Feeling betrayed by their own ‘representatives’, many doctors in America have already opted out of participation in Medicare and Medicaid; many more will follow. And most will not accept patients with an ‘Obamacare’ card in 2014 if they have a choice. Physicians will restrict their practice hours and consider retiring early. The sad reality behind the curtain of backroom deals cut by the AMA and the Obama administration is that this ill-conceived legislation will cut payments to specialist doctors, impose onerous new regulations and restrictions, and literally destroy thousands of medical practices over the next decade in our nation. The next generation of Americans cannot expect the same level of medical care as we enjoy today.
The shocking goal of the Obama-AMA alliance has been to force the expansion of non-physician “extenders,” demote doctors to mere “healthcare providers,” and edge the nation toward a European-style medical nightmare. We are already witnessing the beginning of the end of the grand American medical system, as corporations are dropping their own health plans due to increased costs, increased regulations, and additional taxes. This will not help a stagnant job market.

Adding insult to injury, Obamacare contains no tort reform, the area of greatest concern to physicians as the unnecessary practice of defensive medicine creates wasted time and resources and takes attention away from the care of patients. The only true “protection” inherent to the ‘Affordable Care Act’ is for trial lawyers, who are explicitly identified as a protected group in the new law.

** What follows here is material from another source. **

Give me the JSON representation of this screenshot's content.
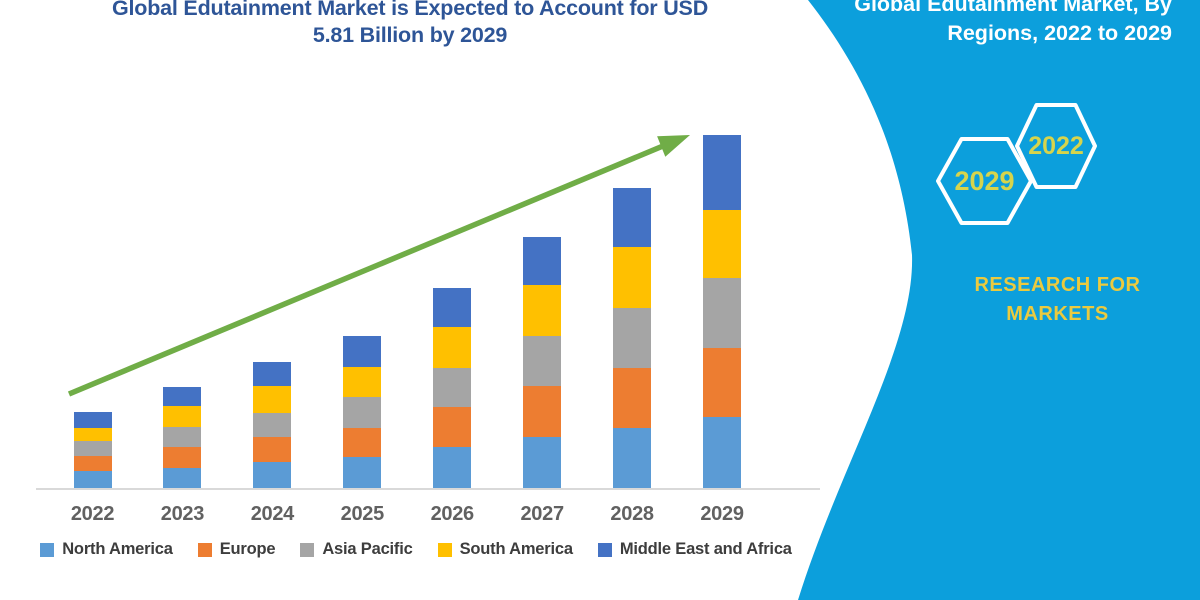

The AMA did not do its job of representing America’s physicians, and this was obviously a coordinated, planned scheme to protect their own corporate self-interests. If the AMA had acted ethically and responsibly, then the American people and their representatives in D.C. would have known that most doctors never supported this ill-conceived legislation.

My military colleague summed up the movement in America toward socialized medicine like this: “if the government truly thinks that unsupervised RNs, nurse anesthetists and physician assistants, working exclusive of free-market competition and advances, can perform at the same level of competence, experience and quality as physicians, then we should leave them to their own devices. In fact, let the foolhardy start facilities staffed only with the least expensive, non-physician ‘providers’ and allow them to operate alongside traditional, physician-led institutions. Let’s see then where the public chooses to place their trust and their lives.”